Goff and Howard Public Relations / Public Affairs Logo

Monday, December 6, 2010

The death of advertainment in Minnesota

Television news operations have long been looked at as a hybrid between journalism and entertainment. Happy talk between anchors, reporters standing outside in a hurricane to help us better “understand” the significance of a storm, and features full of gift, shopping and dining ideas are just a few examples.

From its call letters to the “focus” of stories within its newscasts, KARE-11 has been a leader in blurring the lines between news and entertainment. The station created a backyard for weather broadcasts, made desks of ice to cover the Winter Carnival, and got people to wave to the camera at the end each newscast.

Five years ago, KARE-11 pushed the journalism-entertainment envelope even farther when it launched “Showcase Minnesota,” a show that combined entertainment segments with paid advertising segments – advertainment.

When “Showcase Minnesota” was launched, KARE-11 general manager John Remes said, "This is an opportunity for advertisers to connect with audiences in a way they haven't done before.”

Critics said it was “paid advertisements masquerading as programming” and that “guests will pay to be on the new show and the anchors will act like inquisitive hucksters.” Critics were concerned that audiences wouldn’t notice or care about the difference between real news and advertainment.
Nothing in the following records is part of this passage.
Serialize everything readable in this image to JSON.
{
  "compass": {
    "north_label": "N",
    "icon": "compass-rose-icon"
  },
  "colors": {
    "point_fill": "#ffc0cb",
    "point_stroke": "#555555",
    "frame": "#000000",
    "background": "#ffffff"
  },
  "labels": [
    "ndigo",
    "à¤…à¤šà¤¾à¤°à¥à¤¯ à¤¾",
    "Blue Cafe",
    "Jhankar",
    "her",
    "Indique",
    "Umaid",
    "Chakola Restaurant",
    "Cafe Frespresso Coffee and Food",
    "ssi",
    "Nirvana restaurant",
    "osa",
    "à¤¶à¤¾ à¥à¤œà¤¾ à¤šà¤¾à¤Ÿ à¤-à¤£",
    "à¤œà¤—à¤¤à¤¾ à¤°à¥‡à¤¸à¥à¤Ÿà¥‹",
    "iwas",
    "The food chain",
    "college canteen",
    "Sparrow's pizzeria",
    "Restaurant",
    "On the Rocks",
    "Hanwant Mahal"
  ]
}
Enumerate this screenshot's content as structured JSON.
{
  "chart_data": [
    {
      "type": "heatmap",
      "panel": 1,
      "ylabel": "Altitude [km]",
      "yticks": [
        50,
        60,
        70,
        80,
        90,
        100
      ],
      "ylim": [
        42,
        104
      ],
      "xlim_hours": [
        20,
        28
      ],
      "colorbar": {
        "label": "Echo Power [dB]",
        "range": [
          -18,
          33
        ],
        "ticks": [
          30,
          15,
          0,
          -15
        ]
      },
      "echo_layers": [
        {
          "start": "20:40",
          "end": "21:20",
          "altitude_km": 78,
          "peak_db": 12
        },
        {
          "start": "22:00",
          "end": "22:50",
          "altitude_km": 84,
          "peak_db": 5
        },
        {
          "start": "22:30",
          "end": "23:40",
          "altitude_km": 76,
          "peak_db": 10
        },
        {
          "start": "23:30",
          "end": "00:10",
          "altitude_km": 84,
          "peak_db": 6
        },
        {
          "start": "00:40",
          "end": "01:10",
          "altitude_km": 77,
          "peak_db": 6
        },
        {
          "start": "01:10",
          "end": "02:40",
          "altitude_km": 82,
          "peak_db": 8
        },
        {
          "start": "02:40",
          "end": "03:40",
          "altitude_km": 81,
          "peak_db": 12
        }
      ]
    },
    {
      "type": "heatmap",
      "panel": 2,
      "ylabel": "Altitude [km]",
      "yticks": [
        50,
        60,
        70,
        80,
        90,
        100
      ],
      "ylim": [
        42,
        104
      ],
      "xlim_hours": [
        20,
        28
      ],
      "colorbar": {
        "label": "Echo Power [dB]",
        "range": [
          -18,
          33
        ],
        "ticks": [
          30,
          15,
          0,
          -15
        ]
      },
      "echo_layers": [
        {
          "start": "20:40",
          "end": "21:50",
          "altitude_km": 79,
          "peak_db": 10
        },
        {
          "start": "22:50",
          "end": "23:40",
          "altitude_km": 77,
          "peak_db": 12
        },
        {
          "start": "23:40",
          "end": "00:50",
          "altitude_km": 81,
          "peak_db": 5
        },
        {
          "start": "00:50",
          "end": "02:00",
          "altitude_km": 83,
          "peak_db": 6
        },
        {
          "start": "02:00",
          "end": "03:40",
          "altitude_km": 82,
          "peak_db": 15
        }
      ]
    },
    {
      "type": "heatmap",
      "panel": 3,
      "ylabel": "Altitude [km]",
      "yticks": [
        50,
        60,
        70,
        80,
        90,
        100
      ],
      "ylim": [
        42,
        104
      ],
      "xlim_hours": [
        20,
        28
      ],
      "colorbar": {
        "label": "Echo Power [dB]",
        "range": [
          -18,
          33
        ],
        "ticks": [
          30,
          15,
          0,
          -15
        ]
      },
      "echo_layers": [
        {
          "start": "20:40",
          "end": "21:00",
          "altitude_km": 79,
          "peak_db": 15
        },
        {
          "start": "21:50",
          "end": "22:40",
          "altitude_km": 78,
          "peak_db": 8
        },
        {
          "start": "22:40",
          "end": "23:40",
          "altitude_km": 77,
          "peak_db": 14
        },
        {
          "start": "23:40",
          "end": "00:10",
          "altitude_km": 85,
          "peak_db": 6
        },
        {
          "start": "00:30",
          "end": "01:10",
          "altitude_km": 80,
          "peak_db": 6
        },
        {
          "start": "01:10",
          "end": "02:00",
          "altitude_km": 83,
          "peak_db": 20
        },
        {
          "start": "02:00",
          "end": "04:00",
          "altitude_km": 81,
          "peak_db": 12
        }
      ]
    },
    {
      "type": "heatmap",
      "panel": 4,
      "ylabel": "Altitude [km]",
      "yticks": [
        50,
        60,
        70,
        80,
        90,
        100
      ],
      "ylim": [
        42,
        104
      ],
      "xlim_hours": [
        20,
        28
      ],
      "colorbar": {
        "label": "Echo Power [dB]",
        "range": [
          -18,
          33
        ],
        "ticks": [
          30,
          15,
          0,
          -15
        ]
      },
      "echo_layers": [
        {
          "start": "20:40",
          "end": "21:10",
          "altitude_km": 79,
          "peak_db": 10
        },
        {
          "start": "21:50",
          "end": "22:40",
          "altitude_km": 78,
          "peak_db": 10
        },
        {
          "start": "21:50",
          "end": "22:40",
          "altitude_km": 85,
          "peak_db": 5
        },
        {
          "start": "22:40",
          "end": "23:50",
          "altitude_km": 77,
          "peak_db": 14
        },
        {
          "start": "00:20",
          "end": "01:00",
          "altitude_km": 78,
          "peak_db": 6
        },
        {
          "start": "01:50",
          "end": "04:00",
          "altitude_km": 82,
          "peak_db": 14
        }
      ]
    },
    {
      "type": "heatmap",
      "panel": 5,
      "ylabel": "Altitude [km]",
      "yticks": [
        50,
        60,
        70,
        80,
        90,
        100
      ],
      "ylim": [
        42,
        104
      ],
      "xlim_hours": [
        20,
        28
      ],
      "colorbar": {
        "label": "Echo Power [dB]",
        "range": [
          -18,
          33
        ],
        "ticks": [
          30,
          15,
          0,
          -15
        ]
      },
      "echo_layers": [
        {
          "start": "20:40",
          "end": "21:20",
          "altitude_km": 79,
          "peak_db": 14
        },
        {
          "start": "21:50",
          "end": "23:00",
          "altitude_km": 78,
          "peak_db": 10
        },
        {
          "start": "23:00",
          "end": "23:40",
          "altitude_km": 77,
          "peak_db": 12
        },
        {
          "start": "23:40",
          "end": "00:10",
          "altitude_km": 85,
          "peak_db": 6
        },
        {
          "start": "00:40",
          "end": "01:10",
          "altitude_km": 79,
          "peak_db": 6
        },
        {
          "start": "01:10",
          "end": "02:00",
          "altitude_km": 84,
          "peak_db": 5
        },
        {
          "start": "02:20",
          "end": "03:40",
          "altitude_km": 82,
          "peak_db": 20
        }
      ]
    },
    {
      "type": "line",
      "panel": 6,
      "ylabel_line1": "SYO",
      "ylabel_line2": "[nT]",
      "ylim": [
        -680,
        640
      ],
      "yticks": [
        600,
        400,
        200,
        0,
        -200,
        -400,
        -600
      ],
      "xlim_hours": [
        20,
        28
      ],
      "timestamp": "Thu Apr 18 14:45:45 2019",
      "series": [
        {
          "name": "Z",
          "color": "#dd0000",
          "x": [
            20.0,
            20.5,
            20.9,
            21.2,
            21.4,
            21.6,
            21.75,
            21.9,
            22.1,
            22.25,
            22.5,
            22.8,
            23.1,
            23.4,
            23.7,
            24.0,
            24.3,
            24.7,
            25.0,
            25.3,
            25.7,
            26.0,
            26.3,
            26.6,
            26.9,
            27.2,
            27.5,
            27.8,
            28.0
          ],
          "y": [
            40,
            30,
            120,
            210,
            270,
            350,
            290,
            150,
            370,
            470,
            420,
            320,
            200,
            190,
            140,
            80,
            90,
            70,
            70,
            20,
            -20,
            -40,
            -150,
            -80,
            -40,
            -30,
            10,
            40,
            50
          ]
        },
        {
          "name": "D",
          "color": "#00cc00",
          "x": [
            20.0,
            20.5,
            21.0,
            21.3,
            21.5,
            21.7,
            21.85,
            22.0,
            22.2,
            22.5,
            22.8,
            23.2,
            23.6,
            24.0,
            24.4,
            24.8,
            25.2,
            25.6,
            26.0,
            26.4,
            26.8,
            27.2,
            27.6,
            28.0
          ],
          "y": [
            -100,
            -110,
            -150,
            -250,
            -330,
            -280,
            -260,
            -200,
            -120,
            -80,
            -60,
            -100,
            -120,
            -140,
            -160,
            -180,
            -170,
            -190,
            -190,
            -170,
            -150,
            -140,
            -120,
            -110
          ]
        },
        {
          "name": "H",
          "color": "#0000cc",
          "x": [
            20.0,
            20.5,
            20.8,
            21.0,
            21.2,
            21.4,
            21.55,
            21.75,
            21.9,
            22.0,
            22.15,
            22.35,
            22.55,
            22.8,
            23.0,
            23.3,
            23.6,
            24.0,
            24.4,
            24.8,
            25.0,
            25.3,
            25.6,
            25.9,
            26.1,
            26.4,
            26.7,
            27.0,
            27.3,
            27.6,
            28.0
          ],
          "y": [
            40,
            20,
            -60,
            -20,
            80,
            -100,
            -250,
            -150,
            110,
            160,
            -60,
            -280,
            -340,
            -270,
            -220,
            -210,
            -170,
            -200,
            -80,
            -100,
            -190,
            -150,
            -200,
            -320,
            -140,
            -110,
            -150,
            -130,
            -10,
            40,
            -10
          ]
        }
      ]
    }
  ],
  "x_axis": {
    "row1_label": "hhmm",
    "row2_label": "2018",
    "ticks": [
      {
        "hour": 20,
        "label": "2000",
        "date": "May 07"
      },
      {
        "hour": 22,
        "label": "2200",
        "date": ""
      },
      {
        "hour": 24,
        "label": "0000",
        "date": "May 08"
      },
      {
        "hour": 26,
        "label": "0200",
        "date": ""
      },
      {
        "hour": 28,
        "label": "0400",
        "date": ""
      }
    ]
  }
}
The age of advertainment may be over in Minnesota – KARE-11 announced last week that “KARE-11 Today” would replace “Showcase Minnesota” in January. KARE-11 has not said if the decision was based on a lack of interest from advertisers who wanted to “connect” with audiences in a new way or if it was based on other factors.

"It's a great opportunity to highlight our strong news teams at KARE-11," said Remes. "Whether its early mornings, midday, evenings, late news, or weekends, we are proud of the commitment of our journalists and their connections with our community."

For now, the thin wall between news and advertising has been restored, and advertisers will have to find another way to connect with audiences.